The reason? The Jewish Holy Day Yom Kippur begins on the evening of September 21 and a variety of groups considered this to be, in the words of Harvard Law professor Alan Dershowitz "insensitive to religious obligation."
As an Allston resident, it is fascinating to compare how Harvard describes this night game to two different audiences - the Allston audience in the TAB and the general public in the Globe.
To Allston: The game will be "fairly low key", not too many people will attend, and it won't be a big deal
To Everyone Else:
A momentous occasion! - September 21, 2007, will be an historic day
"We want as many people as possible to be able to come to the game," said Harvard's athletic director, Robert Scalise.

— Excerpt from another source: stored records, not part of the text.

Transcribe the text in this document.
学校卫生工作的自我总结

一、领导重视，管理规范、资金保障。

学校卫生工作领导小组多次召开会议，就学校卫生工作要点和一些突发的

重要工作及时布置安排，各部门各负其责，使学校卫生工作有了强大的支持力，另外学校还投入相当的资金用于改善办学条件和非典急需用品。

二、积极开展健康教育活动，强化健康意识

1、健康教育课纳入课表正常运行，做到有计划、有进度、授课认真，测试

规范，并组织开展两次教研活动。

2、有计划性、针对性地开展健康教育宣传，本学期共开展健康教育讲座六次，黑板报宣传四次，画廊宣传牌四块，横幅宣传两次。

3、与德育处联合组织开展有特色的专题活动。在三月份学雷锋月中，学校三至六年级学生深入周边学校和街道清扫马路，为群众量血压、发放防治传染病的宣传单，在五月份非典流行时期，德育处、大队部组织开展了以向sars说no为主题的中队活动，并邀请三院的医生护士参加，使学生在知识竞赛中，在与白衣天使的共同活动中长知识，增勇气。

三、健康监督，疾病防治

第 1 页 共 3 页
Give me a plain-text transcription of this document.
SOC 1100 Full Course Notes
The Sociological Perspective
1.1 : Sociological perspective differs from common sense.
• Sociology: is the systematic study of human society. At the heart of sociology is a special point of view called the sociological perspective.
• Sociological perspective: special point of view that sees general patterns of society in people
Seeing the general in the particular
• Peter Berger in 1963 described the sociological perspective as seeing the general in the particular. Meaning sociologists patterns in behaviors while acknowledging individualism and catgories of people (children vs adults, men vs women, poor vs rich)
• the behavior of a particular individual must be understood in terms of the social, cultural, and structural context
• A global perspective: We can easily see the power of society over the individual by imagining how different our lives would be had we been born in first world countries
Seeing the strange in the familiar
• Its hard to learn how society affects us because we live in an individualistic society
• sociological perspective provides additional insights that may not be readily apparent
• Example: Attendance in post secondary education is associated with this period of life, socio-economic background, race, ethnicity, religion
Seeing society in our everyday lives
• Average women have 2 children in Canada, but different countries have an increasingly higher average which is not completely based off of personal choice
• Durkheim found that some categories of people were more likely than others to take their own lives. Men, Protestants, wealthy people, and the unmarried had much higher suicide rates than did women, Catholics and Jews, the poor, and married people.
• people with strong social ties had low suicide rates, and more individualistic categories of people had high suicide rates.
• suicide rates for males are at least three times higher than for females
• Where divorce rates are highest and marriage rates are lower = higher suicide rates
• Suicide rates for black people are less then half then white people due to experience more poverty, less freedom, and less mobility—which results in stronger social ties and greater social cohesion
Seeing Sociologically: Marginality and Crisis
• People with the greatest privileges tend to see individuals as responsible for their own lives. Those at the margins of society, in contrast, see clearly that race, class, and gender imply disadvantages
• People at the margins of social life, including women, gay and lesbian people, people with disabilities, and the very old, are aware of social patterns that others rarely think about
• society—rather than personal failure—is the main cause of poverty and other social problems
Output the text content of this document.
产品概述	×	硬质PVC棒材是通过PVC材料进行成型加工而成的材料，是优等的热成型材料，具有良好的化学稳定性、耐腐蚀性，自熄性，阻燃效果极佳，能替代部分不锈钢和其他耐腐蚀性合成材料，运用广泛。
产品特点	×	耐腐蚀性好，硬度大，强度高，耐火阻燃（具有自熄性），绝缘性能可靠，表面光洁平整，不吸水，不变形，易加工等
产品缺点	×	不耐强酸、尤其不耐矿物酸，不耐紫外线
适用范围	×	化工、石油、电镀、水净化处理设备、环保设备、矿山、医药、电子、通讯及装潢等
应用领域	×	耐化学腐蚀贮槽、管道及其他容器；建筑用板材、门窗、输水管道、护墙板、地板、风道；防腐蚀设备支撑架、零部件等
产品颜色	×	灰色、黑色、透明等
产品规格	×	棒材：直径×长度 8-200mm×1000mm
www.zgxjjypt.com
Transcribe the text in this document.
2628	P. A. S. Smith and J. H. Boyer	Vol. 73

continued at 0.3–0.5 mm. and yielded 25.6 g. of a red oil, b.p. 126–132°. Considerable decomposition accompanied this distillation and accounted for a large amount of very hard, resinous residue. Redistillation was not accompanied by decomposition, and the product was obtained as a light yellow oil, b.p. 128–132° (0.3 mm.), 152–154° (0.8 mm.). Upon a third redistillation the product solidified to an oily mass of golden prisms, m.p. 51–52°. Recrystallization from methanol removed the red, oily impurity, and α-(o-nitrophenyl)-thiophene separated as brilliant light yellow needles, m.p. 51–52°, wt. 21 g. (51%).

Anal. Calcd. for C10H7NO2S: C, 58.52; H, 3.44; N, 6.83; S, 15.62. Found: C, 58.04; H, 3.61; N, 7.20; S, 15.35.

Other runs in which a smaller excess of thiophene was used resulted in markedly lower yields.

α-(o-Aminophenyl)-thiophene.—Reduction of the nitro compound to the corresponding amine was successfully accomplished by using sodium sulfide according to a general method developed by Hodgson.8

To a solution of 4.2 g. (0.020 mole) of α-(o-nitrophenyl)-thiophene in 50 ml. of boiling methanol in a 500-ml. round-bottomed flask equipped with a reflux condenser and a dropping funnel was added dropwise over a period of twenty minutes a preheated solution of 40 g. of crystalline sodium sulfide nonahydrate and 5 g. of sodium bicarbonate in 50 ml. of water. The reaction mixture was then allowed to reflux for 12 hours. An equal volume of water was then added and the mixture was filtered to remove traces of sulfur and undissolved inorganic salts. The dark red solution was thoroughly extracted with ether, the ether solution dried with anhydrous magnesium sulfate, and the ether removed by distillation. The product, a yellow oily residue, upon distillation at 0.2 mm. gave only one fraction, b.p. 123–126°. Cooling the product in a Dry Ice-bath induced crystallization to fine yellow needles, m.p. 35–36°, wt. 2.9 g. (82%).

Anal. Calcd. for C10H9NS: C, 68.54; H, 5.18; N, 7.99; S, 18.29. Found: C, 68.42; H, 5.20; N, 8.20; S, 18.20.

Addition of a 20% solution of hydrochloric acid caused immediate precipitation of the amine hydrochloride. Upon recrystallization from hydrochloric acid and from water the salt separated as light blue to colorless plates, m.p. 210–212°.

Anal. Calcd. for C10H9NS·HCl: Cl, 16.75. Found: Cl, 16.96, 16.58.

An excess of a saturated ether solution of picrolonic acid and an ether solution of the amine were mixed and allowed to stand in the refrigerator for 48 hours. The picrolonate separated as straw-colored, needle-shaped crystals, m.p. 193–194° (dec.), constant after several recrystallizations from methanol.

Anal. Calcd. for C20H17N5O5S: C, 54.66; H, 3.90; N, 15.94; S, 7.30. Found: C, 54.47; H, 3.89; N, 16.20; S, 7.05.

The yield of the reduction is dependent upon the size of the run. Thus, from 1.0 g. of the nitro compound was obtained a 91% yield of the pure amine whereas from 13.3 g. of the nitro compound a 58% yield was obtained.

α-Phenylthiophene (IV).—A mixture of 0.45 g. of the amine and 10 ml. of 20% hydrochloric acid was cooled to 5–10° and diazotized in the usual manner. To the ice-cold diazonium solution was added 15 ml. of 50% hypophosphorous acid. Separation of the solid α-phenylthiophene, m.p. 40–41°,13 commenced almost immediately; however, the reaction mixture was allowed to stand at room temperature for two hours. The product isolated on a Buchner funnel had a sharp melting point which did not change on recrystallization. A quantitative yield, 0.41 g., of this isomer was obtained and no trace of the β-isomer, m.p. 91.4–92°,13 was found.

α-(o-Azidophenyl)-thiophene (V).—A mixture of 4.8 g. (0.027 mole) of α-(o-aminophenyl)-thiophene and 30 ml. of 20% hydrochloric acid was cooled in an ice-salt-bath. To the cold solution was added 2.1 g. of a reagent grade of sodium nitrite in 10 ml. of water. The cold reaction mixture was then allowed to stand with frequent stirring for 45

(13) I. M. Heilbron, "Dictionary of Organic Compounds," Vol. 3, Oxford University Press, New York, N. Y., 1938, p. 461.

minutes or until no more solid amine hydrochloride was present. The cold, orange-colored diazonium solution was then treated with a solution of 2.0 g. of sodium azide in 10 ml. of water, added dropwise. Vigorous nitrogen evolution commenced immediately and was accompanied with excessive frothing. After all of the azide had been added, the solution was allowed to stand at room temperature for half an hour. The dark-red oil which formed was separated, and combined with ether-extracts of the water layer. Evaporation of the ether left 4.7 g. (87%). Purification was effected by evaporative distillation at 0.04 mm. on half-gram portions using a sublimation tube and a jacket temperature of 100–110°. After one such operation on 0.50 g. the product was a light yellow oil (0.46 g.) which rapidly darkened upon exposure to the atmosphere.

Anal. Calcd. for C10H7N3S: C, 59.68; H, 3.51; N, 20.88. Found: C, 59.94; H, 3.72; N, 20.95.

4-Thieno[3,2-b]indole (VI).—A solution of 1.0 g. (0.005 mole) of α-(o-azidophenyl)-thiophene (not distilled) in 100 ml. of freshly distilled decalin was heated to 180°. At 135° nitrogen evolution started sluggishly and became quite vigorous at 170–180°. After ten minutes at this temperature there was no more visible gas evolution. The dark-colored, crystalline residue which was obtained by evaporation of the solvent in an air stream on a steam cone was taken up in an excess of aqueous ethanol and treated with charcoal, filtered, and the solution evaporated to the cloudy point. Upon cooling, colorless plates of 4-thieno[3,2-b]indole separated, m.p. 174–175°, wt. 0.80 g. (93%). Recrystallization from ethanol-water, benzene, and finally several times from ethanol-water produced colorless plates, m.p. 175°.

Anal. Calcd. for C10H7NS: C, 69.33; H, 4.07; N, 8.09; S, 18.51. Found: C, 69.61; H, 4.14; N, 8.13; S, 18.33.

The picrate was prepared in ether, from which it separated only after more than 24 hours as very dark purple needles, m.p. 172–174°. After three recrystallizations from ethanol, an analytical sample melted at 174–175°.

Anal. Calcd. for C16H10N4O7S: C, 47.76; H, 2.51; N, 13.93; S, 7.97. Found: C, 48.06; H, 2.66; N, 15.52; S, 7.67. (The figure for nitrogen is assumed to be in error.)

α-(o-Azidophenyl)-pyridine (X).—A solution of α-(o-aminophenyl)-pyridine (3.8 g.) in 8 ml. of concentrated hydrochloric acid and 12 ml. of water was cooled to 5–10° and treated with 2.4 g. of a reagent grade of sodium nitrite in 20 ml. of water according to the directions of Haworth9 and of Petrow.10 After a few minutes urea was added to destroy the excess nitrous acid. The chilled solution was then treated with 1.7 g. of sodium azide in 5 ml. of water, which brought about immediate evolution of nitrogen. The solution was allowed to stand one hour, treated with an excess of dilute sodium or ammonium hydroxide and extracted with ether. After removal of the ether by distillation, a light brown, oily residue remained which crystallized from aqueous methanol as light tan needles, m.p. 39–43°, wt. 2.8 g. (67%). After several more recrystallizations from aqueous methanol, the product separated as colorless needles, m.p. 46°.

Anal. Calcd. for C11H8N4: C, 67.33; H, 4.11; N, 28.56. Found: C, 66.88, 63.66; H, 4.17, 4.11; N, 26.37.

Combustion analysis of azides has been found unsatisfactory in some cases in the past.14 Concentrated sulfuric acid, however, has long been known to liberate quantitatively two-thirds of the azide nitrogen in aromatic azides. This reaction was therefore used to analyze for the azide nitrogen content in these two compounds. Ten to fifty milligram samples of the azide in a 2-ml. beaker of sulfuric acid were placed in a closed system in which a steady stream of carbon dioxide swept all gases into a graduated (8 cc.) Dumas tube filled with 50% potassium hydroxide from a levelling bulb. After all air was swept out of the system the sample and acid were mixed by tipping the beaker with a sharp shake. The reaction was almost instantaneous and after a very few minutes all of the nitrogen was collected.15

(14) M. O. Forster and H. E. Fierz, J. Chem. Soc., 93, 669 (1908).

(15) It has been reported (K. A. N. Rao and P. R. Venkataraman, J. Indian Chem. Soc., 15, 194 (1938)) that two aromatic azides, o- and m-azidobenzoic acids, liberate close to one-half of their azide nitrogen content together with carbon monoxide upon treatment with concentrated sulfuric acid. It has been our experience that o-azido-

Harvard believed that the date, on a Friday night, would draw the most freshmen to its newly illuminated stadium.
So, which one is it?
An insignificant non-event with a few proud parents in the stands?
Or is it a major event scheduled to attract as many people as possible, especially a bunch of 18 year olds who may know who Harvard's starting running back is but who will certainly know which tailgates have full kegs and plenty of Jack Daniels?
(And the person who called Harvard's athletic dept to complain about the electricity needed to power the lights also has a good point. It is great that Harvard wants to build a "green" and energy-efficient Science Complex in Allston, but what is the point if just a 1/4 mile away Harvard will needlessly use gobs of electricity to play football at night?)